Tras la boda de Olga la soledad de doña Lucilia se acentuó todavía un poco más, pues la nueva empleada que el Dr. Plinio se apresuró a contratar, por mejor que fuese, era extraña a la casa, y doña Lucilia no podía tener desde el principio el mismo trato establecido a lo largo de los años con la anterior. Para romper la monotonía de un día siempre igual al otro, el Dr. Plinio salía de vez en cuando con su madre a pasear por la acera de la calle Alagoas. Nunca la llevaba a la Plaza Buenos Aires, por miedo de cruzar con ella la transitada avenida Angélica. Tomaba, pues, en sentido opuesto a aquella plaza, una calle en aquel tiempo mucho menos frecuentada que hoy en día, donde todavía subsistían gran número de bonitas casas con jardín. Cuando el sol disminuía el rigor de sus rayos, los dos salían caminando muy lentamente, mientras conversaban un poco. A doña Lucilia le gustaba mucho apreciar la flores de los sucesivos jardines frente a los cuales pasaba, considerando siempre el aspecto superior de lo que fuese digno de admiración. Era la delicadeza de una rosa, o el color vivo de otra, o el fruncido de los pétalos de un clavel, o el suave perfume exhalado por cada una.

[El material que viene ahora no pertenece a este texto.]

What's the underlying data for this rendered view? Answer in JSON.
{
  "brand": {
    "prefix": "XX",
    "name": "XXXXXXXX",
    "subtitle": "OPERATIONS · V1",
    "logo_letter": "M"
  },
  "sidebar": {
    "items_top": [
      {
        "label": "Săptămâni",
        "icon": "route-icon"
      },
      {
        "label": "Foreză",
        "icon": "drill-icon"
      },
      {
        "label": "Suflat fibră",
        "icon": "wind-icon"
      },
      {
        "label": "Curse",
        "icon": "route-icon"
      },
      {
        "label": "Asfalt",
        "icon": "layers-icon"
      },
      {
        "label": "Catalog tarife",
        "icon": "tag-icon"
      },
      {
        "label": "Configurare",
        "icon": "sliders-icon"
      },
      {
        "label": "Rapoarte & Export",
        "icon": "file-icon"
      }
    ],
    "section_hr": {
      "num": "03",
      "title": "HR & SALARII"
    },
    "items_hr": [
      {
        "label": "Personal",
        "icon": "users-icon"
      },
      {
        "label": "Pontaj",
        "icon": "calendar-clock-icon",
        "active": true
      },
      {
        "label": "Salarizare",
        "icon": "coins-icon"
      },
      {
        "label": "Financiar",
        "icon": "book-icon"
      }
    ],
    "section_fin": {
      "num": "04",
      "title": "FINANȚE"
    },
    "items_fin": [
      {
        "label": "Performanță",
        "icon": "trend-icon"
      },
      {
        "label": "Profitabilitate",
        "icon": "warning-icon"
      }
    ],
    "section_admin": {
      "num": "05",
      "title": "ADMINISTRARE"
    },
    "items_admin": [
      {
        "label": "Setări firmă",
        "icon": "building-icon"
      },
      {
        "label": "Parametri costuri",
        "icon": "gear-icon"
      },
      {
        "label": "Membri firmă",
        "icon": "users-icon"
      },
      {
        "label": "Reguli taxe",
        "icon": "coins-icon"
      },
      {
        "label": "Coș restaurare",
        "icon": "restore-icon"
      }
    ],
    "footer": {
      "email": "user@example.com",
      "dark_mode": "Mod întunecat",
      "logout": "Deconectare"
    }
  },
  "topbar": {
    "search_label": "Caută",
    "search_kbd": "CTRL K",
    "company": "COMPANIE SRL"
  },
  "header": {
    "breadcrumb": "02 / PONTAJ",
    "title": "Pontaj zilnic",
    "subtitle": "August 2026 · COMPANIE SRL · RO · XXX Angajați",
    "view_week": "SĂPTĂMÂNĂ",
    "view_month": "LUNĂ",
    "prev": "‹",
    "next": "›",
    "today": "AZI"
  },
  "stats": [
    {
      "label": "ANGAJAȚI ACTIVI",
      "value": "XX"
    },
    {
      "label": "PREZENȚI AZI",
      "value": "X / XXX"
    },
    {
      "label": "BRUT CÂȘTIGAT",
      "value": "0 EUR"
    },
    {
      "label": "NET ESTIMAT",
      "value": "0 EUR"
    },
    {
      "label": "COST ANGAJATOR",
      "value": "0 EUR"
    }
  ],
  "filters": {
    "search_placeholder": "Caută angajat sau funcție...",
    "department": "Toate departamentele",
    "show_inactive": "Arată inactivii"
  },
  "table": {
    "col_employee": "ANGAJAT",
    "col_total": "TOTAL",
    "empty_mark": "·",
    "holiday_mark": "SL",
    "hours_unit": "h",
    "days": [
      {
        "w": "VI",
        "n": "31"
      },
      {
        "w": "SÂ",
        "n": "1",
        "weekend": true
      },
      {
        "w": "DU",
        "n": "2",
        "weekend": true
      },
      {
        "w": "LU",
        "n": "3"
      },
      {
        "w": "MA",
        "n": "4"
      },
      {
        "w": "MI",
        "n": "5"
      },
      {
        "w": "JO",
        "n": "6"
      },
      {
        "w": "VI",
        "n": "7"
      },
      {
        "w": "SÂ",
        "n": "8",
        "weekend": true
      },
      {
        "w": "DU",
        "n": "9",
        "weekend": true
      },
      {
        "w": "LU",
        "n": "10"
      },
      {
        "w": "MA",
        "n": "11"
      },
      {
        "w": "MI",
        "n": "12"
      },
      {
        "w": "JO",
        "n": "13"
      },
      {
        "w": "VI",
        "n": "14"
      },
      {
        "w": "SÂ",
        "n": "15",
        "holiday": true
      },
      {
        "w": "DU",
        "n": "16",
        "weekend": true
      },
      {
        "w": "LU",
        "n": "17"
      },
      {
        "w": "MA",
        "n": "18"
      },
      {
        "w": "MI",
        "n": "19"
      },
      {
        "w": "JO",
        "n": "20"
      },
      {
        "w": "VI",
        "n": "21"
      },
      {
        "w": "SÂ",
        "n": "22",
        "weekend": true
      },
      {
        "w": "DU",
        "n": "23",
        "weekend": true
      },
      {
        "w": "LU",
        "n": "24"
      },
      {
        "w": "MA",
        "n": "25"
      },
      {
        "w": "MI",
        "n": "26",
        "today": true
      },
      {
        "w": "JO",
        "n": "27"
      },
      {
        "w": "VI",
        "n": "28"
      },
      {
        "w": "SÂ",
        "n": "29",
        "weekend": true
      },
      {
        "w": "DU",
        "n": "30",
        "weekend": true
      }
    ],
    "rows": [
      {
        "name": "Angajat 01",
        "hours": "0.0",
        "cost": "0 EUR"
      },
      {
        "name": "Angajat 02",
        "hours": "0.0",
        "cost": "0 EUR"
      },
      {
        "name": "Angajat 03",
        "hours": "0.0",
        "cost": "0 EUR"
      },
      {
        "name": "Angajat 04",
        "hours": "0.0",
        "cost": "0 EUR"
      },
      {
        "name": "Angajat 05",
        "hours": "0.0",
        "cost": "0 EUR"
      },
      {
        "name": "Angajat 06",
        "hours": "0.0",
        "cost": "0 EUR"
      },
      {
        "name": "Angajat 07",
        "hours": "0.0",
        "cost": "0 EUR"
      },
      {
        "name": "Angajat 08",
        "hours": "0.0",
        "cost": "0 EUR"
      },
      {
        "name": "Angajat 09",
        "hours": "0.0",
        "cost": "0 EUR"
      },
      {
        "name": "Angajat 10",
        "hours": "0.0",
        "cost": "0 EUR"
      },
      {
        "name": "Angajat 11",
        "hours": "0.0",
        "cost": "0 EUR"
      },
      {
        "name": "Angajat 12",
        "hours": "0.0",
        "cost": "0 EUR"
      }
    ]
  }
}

Si la vegetación de los jardines irrumpía a través de las rejas que los cercaban y alguna bonita florecilla se inclinaba al alcance de su mano, la miraba con agrado, aspiraba su perfume y hacía comentarios con su hijo. Éste asentía, pero encontraba mucho más bella el alma de su madre que la propia flor…
En el fondo, en sus comentarios minuciosos, coherentes, admirativos, se remitía implícitamente al Divino Creador de aquellas pequeñas maravillas.
Última visita a “su” iglesia del Sagrado Corazón de Jesús
Hacía ya mucho tiempo que doña Lucilia no visitaba la iglesia con la cual sentía una enorme consonancia, escenario de tantos coloquios con Nuestro Señor, y a la cual se refería como mi iglesia del Sagrado Corazón de Jesús. Un día, el Dr. Plinio le propuso ir allí a rezar durante el tiempo que quisiese. Ella aceptó de inmediato esa agradable invitación. La intimidad indeciblemente respetuosa de doña Lucilia con su Divino Maestro tomaba una expresión particular cuando atravesaba aquellos sagrados umbrales. De hecho, el ambiente de sacra seriedad del interior de ese templo es muy propicio a la meditación y a la reflexión, para lo cual contribuyen las agradables proporciones del bello edificio. La luz de los vitrales difunde colores matizados que lo llenan de una acogedora penumbra. Tiene algo de balsámico, de un discreto y perfumado aceite que impregna de gravedad y de afabilidad todo el ambiente, al mismo tiempo que le “susurra” al fiel: “Has sufrido, pero tendrás que sufrir todavía más. Sin embargo, aquí encontrarás un lenitivo para ti. La vida es así… Pero dentro de las paredes de este edificio encontrarás ayuda para sufrir.” Esa iglesia, en efecto, comunica también esperanzas de alivio, de ayuda, y de situaciones que justifiquen la alegría cristiana.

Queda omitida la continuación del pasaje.